We’re excited to roll out the second half of our series on the key role process plays in building a sales organization. You’ve heard about “Crossing the Chasm,” but what about “Crossing the Rubicon”?
Turns out a guy named Julius Caesar once led an army across the Rubicon River into Italy in 49 B.C. This was against the law at the time and marked the beginning of Caesar’s Civil War (and ultimately Caesar’s ascension as the Emperor of Rome). When he crossed the river, he was quoted as saying “the die is cast.” Since then, the phrase, “Crossing the Rubicon” is often used to reference “any individual or group committing itself irrevocably to a risky or revolutionary course of action” (thanks, Wikipedia).
Lucid Software is no stranger to its own Rubicon River crossings, particularly on the product side. In 2012, we led the charge as the first integration partner with Google Drive. Most recently, we launched an automated mapping feature for AWS users. We’re betting on both of these ecosystems (among others) and aren’t turning back. One of our Rubicon crossings was building out a sales team to handle our inbound lead volume. We had introduced a sales process that was working; however, we were tracking all of our activity in a Google Spreadsheet CRM that would’ve been acceptable to an I-banker or consultant. As proud as I was about building this CRM in a Google Sheet, I knew it couldn’t scale. It was time for a real CRM, which meant it was also time for another Rubicon crossing.
To be honest, we didn’t spend too much time shopping around. We looked into the CRM formerly known as RelateIQ (acquired by Salesforce.com), SugarCRM and Salesforce.com. Given the aniticpated amount of custom development work that would be necessary for us to use a CRM effectively, as well as having a few sales reps with Salesforce.com experience, we decided to move ahead with Salesforce.com. Lucid did not have an in-house Salesforce admin at the time, so we decided to partner with Simplus (formerly known as Outbox Systems).
Our first task was to design the backend in Salesforce. Salesforce provides a schema builder that allows technical administrators to view and modify all the objects and relationships that our Simplus partner would use to build our Salesforce instance; however, we decided to utilize our ERD shape library to build our schema in real time over a conference call with the Simplus team.
A key benefit to using Lucidchart for schema building was our ability to incorporate the third-party apps that we were planning on integrating with Salesforce. For example, in the diagram above, we mapped out how we wanted our payment processing software Recurly to integrate with Salesforce. While the Simplus team built our Salesforce instance, we went to work designing our preferred workflow in Salesforce. We used Lucidchart to design these workflows in order to ensure they were built according to our spec:
A key focus was designing workflows in Salesforce that automated certain activities. Below are a few examples of workflow rules that we mapped out in Lucidchart to incorporate into our Salesforce design.

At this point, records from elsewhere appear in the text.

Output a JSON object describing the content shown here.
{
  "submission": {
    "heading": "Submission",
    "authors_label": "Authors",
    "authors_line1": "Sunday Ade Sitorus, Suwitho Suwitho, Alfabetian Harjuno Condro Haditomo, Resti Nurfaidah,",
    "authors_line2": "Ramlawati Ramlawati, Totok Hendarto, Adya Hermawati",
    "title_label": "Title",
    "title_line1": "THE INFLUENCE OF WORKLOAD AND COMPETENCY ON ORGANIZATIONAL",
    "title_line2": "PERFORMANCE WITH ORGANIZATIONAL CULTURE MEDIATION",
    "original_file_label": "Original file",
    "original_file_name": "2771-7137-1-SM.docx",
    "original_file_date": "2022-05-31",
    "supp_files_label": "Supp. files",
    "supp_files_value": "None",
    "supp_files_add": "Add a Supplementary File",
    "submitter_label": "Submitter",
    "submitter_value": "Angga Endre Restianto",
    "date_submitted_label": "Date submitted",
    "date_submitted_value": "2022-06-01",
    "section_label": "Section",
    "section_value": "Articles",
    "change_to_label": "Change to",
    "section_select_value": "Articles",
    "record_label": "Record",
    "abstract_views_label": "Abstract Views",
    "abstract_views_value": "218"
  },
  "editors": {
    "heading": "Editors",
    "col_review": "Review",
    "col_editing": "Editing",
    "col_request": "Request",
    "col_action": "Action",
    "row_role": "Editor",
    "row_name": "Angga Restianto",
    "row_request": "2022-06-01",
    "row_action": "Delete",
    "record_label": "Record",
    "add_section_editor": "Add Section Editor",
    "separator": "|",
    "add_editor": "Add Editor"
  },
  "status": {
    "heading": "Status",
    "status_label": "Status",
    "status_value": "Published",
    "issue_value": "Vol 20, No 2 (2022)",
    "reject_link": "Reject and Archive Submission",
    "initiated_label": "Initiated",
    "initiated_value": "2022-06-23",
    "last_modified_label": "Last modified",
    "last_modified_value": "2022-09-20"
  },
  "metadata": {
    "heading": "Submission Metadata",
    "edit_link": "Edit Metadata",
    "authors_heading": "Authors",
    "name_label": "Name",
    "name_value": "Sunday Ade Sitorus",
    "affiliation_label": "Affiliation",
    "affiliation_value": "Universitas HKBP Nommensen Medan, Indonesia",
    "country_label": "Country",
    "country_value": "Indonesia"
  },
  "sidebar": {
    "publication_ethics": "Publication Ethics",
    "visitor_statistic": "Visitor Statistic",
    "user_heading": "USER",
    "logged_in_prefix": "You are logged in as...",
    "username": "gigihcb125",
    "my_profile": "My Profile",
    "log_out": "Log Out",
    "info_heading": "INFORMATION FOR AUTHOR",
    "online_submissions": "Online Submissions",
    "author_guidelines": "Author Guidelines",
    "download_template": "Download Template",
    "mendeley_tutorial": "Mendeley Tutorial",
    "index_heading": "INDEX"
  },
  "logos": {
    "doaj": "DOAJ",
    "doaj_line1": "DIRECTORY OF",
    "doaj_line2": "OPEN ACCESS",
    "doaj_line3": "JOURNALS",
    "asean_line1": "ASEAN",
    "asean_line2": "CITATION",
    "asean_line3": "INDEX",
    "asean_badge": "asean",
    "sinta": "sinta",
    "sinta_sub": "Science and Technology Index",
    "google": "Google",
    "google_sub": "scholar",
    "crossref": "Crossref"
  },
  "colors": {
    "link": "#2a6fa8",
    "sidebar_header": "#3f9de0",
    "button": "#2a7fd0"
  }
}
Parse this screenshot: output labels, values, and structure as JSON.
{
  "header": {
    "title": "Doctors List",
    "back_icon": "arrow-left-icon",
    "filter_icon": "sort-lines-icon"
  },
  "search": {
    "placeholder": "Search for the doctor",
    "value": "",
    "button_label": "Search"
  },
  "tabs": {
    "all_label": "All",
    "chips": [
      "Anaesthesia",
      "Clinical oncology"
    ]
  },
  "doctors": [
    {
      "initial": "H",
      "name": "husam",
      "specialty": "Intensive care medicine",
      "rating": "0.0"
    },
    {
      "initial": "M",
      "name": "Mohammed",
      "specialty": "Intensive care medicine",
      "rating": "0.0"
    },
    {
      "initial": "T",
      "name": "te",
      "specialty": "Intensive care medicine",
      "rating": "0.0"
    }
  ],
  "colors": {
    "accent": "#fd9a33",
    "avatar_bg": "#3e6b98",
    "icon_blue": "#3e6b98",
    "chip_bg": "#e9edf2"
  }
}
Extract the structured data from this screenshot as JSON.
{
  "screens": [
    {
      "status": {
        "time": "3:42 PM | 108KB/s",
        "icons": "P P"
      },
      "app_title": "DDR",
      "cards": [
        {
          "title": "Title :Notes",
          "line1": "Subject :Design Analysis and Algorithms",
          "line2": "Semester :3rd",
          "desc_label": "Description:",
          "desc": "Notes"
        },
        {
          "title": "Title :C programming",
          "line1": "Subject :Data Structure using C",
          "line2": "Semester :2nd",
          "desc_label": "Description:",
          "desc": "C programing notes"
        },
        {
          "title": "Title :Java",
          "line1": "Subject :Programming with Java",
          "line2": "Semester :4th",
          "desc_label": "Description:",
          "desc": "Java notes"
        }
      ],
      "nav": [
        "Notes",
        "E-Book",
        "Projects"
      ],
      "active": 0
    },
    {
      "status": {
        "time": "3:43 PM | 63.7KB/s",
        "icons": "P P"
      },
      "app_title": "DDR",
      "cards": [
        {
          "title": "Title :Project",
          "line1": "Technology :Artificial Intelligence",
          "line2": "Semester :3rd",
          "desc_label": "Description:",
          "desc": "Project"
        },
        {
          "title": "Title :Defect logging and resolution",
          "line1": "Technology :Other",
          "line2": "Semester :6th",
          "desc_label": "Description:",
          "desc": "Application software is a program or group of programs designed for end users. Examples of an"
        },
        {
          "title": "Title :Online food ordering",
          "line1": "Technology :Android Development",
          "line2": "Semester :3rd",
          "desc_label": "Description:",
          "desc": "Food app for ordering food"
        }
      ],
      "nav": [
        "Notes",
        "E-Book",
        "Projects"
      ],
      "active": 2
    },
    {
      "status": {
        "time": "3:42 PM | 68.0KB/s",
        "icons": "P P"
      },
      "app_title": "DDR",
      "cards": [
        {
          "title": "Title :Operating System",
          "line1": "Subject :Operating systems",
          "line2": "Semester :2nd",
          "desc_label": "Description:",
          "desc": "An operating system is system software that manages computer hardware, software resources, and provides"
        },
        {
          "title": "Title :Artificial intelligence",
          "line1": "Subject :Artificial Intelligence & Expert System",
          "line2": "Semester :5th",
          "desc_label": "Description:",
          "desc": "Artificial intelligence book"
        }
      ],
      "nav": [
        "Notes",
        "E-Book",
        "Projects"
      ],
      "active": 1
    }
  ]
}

- Using a round-robin system to allocate leads equitably among the sales reps
- Creating notifications to sales reps when (a) they received a new lead and (b) they hadn’t responded to a lead
- Calculating commissions on deals sold
We hopped on a phone call and were able to collaborate in real time with the Simplus team via a shared Lucidchart document. They utilized Lucidchart’s comments feature to communicate questions or edits when we were offline. The final piece of our Salesforce implementation was around the actual user experience. We were sensitive to designing Salesforce in a way that was thoughtful and yet had a level of organization. We utilized Lucidchart’s mock-up capabilities to actually design rough drafts of how we wanted the layout of our Salesforce objects to appear:
As a result of our doing some of this design work upfront, Simplus was able to spend more time building and less time on trial-and-error. While the end result looks very different from our rough mock-ups, our input provided Simplus with clarity and helped us beat our deadline for Salesforce deployment. The result of using Salesforce for managing and tracking leads and opportunities has been phenomenal. We’ve now built trainings in Lucidchart that help our new reps learn the workflow, and we’ve been able to scale our team far more quickly than would have been possible with my Google Sheets CRM. We crossed the CRM Rubicon and haven’t looked back since. Caesar would be proud.